Some model servers, such as vLLM or Nvidia Triton, use shared memory to cache internal data during model inferences. Without enough shared memory, some model servers cannot serve predictions for generative models. The amount of shared memory needed, if any, is an implementation detail of your container and model. Consult your model server documentation for guidelines.

Also, because shared memory can be used for cross GPU communication, using more shared memory can improve performance for accelerators without NVLink capabilities (for example, L4), if the model container requires communication across GPUs.

For information on how to specify a custom value for shared memory, see Container-related API fields.

startupProbe

A startup probe is an optional probe that is used to detect when the container has started.
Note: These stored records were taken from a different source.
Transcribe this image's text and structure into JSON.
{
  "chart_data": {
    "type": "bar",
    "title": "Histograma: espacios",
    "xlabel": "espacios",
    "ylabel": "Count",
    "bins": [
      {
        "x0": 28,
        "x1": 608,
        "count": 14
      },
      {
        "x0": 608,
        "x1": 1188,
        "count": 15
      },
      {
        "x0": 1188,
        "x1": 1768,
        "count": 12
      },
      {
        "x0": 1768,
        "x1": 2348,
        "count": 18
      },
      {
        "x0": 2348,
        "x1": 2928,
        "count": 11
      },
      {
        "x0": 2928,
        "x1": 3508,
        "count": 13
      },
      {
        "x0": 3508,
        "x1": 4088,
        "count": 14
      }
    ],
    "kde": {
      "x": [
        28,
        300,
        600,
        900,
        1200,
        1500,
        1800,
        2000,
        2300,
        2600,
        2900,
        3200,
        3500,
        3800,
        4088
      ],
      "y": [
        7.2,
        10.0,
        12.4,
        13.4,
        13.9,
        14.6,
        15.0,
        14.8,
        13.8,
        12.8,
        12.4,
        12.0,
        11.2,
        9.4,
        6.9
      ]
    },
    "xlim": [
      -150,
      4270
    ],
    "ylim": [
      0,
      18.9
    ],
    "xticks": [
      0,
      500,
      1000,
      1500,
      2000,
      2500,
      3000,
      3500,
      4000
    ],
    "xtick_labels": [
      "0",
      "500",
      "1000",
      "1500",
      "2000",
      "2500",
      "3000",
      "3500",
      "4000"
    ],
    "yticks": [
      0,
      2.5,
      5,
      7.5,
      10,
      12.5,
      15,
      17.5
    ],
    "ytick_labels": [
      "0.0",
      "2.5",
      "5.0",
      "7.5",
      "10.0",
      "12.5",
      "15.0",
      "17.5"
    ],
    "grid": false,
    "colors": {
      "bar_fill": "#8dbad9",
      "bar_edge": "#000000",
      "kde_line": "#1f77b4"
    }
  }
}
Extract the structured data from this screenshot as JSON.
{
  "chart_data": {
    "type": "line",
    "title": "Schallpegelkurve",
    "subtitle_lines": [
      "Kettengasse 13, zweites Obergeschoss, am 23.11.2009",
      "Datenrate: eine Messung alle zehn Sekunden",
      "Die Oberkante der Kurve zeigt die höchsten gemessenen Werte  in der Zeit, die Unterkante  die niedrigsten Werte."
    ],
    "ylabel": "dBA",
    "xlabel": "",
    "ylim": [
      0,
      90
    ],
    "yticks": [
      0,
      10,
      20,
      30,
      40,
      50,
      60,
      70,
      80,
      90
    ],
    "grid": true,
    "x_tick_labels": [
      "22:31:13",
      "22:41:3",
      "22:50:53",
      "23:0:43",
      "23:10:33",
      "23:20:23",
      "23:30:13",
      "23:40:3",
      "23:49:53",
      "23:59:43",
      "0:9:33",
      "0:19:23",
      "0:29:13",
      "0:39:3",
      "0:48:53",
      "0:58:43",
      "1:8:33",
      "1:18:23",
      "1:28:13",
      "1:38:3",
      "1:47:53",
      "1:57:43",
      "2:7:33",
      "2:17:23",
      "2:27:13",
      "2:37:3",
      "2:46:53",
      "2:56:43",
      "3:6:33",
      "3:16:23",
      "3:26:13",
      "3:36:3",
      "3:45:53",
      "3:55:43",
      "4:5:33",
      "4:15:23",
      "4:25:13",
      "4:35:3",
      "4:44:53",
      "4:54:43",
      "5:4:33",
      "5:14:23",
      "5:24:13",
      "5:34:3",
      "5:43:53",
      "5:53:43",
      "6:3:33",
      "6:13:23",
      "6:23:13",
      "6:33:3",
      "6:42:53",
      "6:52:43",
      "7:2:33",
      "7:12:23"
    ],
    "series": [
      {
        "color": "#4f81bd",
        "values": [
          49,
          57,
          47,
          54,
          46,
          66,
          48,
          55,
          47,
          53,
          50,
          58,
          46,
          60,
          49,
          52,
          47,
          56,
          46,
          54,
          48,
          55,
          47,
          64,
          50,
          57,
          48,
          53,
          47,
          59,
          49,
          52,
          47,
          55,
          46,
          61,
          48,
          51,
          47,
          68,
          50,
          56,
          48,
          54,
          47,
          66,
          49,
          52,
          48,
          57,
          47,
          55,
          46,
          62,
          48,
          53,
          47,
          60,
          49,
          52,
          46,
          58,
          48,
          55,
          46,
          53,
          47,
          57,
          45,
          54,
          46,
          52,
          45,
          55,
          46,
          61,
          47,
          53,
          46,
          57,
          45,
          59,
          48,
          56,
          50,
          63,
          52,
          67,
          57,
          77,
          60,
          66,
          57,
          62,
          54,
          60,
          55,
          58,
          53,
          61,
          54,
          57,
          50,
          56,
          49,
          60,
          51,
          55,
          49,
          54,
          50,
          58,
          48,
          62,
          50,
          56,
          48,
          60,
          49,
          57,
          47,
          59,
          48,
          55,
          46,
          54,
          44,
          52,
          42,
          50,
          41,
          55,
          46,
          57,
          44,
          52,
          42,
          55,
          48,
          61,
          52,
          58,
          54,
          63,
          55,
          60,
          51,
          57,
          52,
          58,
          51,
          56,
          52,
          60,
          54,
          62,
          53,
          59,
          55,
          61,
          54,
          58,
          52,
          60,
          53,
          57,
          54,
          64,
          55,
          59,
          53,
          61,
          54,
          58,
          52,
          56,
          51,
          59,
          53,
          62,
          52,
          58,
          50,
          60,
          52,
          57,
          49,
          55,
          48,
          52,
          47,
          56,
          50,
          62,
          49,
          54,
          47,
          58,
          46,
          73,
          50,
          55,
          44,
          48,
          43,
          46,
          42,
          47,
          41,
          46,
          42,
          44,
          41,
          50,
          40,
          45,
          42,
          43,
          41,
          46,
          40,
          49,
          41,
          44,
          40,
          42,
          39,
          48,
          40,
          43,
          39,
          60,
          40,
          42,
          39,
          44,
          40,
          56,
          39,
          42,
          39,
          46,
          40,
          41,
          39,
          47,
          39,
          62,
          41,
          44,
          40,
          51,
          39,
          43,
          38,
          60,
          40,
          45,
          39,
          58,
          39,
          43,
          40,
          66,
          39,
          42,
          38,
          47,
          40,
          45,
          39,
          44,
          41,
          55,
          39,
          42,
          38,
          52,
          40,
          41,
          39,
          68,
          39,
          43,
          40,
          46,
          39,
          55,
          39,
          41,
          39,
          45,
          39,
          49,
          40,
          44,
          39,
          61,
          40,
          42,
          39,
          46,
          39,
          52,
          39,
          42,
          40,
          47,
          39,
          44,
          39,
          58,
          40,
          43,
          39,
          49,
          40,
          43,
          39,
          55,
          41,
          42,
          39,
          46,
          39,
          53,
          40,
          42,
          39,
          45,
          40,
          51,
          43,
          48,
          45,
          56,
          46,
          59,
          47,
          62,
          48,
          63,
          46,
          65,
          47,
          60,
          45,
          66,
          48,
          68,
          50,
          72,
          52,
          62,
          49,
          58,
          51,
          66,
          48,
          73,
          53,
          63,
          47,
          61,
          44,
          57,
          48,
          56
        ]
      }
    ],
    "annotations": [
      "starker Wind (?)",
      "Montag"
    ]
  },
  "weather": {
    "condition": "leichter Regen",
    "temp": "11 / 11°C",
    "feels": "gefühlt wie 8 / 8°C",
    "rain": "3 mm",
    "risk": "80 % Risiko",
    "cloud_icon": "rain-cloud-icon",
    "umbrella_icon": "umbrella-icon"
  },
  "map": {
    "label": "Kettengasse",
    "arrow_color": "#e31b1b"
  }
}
This probe is used to delay the health probe and liveness checks until the container has started, which helps prevent slow starting containers from getting shut down prematurely.

For more information, see Health checks.

healthProbe

The health probe checks whether a container is ready to accept traffic. If health probe is not provided, Vertex AI will use the default health checks which issues a HTTP request to the container's port and looks for a 200 OK response from the model server.

If your model server responds with 200 OK before the model is fully loaded, which is possible, especially for large models, then the health check will succeed prematurely and Vertex AI will route traffic to the container before it is ready.

In these cases, specify a custom health probe that succeeds only after the model is fully loaded and ready to accept traffic.

For more information, see Health checks.

Limitations

Consider the following limitations when deploying generative AI models:

  • Generative AI models can only be deployed to a single machine. Multi-host deployment isn't supported.
  • For very large models that don't fit in the largest supported vRAM, such as Llama 3.1 405B, we recommend quantizing them to fit.